There are a few reasons why this association between BPD and poorer health behaviors exists. First, experiencing a lot of negative emotions may lead people with BPD to feel less motivated to do positive things for themselves. Also, they may use substances like nicotine and alcohol to try to feel better.
What Does this Mean For Your Health?
Unfortunately, we don't yet know exactly why BPD is associated with health problems. One possibility is that the symptoms of the disorder lead people to make poorer lifestyle choices. Another possibility is that the same things that cause BPD (e.g., genetics, exposure to stressful events) also cause some health problems. Most likely, the link between BPD and physical health is complex, and more research is needed to fully understand the connection.

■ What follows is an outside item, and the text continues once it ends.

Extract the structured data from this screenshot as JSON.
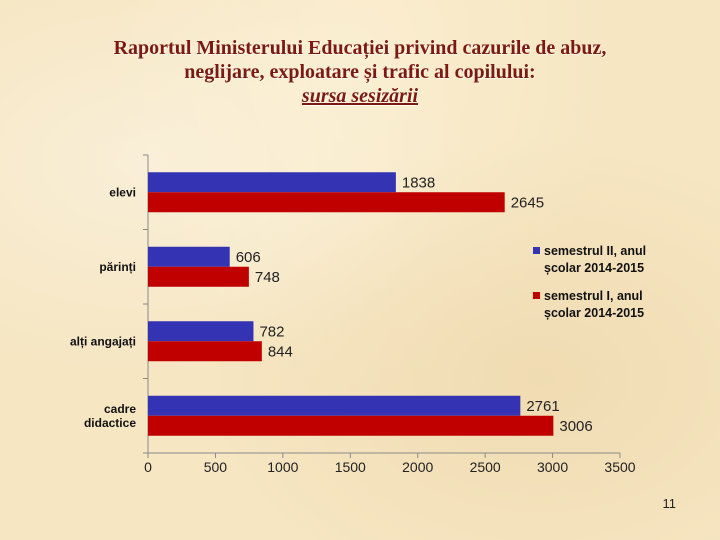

However, there are still things you can do to improve your health. Paying attention to your health-related lifestyle choices and making changes to unhealthy behaviors (e.g., quitting smoking) can help. Also, research has shown that people who once had BPD but no longer meet criteria for the disorder are less likely to report health concerns. It may be that getting treatment for BPD symptoms could also improve your physical health.
Frankenburg, F, and Zanarini, MC. "The Association Between Borderline Personality Disorder and Chronic Medical Illnesses, Poor Health-Related Lifestyle Choices, and Costly Forms of Health Care Utilization." Journal of Clinical Psychiatry, 65: 1660-1665, December 2004.